In a large room with a cathedral ceiling that was built as an addition to the main building, Kahabka scans the interior gable end. At the gable wall-to-ceiling intersection, a small amount of discoloration appears. It's the last rafter, which is a little cooler.
After running the blower door for a few minutes, putting the building in "dynamic conditions", Kahabka looks again with the thermal imager and sees some serious degradation of the insulation due to air leaks.
These smaller black-and-white images are thermal-imager output files that Kahabka saved from this job. The first one shows a baseline image of the cathedral ceiling, which shows virtually no air leaks, although the rafters are clearly conducting heat.This doesn't mean that no air leaks exist. It's just that under the current conditions, with warm indoor air that's probably leaking out—past warm building materials as it moves to a colder outside—a temperature difference is not visible because the temperature of all the substrates and the air temperature are the same. But when he scans the ceiling with the blower door running, air leaks begin to show clearly at the intersection between the ceiling and the exposed beam.
Similarly, the baseline image of the office wall shows a little conductive heat flow along the framing. But when viewed under dynamic conditions, air flowing through the wall insulation causes a complete breakdown of the insulation's thermal integrity.

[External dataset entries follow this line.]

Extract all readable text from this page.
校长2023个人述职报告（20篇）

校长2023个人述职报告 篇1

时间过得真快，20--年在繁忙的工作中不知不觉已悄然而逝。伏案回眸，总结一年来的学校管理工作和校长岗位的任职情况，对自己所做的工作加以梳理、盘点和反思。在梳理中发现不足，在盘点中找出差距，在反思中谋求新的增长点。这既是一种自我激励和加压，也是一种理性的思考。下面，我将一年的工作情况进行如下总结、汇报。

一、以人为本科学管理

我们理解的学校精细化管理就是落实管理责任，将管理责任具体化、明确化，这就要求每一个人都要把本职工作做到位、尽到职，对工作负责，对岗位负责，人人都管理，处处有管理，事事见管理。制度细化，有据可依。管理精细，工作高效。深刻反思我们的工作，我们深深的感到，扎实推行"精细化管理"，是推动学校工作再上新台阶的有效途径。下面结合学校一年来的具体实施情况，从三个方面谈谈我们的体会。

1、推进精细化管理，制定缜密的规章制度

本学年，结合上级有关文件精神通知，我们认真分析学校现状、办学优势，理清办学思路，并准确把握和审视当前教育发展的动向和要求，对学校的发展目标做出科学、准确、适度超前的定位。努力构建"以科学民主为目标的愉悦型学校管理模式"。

The most severe problem in the addition is the interface with the main part of the building. What looked like a well-defined thermal boundary under static conditions has totally collapsed under dynamic conditions. The thermal boundary is clearly not functioning as a pressure boundary. As the blower door continues to run, the sun is shining on this side of the house, loading the building with solar energy. After a few minutes, the thermal image shows huge amounts of heat coming through the corner. The inside wall temperature is above 80°F. So even though it doesn't show up dark (cool air) on the image, it is still an air leak.